Logistics companies in the U.K. will have almost two months to prepare for Brexit, after EU leaders recently extended the deadline for Brexit from March 30 to May 22.
However, several challenges caused them to be uncertain about how to move forward with import and export trading activity. A shortage of truckers in the country further complicates supply chain matters, despite having almost two months to prepare for the political exit. Fewer drivers will mean delays in shipments especially in between borders, where customs clearance will become more tedious.

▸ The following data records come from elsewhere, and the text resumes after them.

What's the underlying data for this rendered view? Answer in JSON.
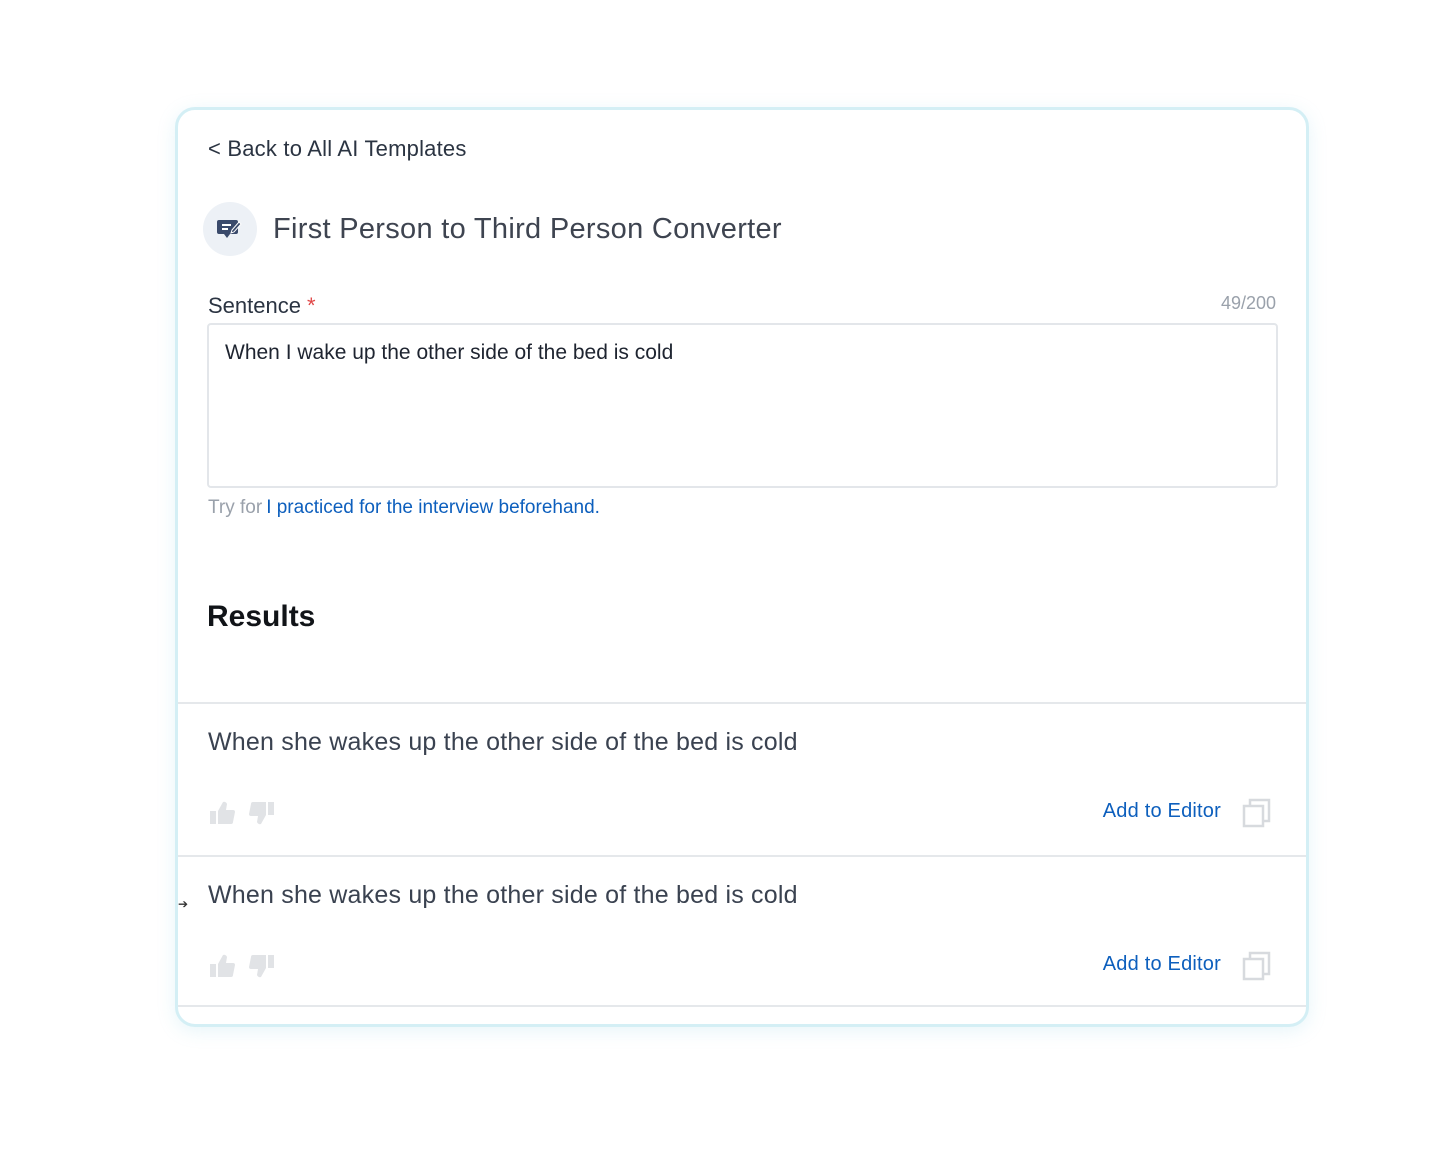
{
  "nav": {
    "back_label": "< Back to All AI Templates"
  },
  "template": {
    "title": "First Person to Third Person Converter",
    "icon": "chat-bubble-edit-icon"
  },
  "form": {
    "sentence_label": "Sentence",
    "required_mark": "*",
    "char_count": "49/200",
    "sentence_value": "When I wake up the other side of the bed is cold",
    "try_prefix": "Try for",
    "try_example": "I practiced for the interview beforehand."
  },
  "results": {
    "heading": "Results",
    "items": [
      {
        "text": "When she wakes up the other side of the bed is cold",
        "add_label": "Add to Editor"
      },
      {
        "text": "When she wakes up the other side of the bed is cold",
        "add_label": "Add to Editor"
      }
    ]
  },
  "colors": {
    "card_border": "#d4eff5",
    "link_blue": "#0d5fbd",
    "required_red": "#e04848",
    "muted_gray": "#9aa1ab",
    "icon_bg": "#edf1f6",
    "icon_fg": "#3a4a6b"
  }
}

How Freight Shippers Can Mitigate Risks
The International Road Transport Union expects higher transportation costs and reduced efficiency after the U.K. leaves the EU bloc. If recruitment remains a problem, freight movers should focus on improving the existing operational workflow. For instance, making sure that an automatic truck-loading machine for containers functions properly would somehow ease the burden of a dwindling workforce.
This helps the supply chain through relieving congestion especially at the Port of Dover, where almost 3 million shipments passed through in 2017. Once Brexit becomes formal, you should expect the busiest terminal in the country to have more traffic. Another probably yet long-term solution for a declining number of truck drivers involves the use of automated vehicle technology. By long-term, the technology will still have to clear several regulatory hurdles before it can be used in the logistics industry.
What To Expect In The Coming Months
If you haven’t done it yet, freight shippers with business in the EU should already have a U.K. Economic Operator Registration Identification (EORI) number. This allows you to move export and import products with EU countries. While it’s still uncertain if EU officials extend the deadline again, it’s possible that you would have to revamp bookkeeping for a new value-added tax on shipments.
Those who import shipments from the EU must now prepare for the added complications of cross-border policies. Aside from potentially longer customs clearances, companies should establish an EU arm. This entity will act as a third-party service to handle imports before they reach the U.K.
Other Contingency Measures
A hard Brexit remains possible amid the turbulent progress of negotiations among EU leaders. But as early as now, some trucking companies have made contingency plans to avoid the Port of Dover when that happens in the future.
Their solutions include switching to ocean-bound containers due to a potential truck congestion at the port, which could stretch as far as 30 miles of stationary trucks. This is just a conservative estimate after a hard Brexit. Since trucks will be held longer at customs borders, the tailback could even be farther during the holiday season. The switch to ocean shipping, however, could be a band-aid solution since the Dover port still accounts for 35 per cent of the roll-on, roll-off market in the U.K.
While UK officials are working to prevent a hard Brexit, logistics companies should anticipate major changes whether or not a no-deal Brexit takes place. How have you been preparing to reduce the disruptive impact of the referendum?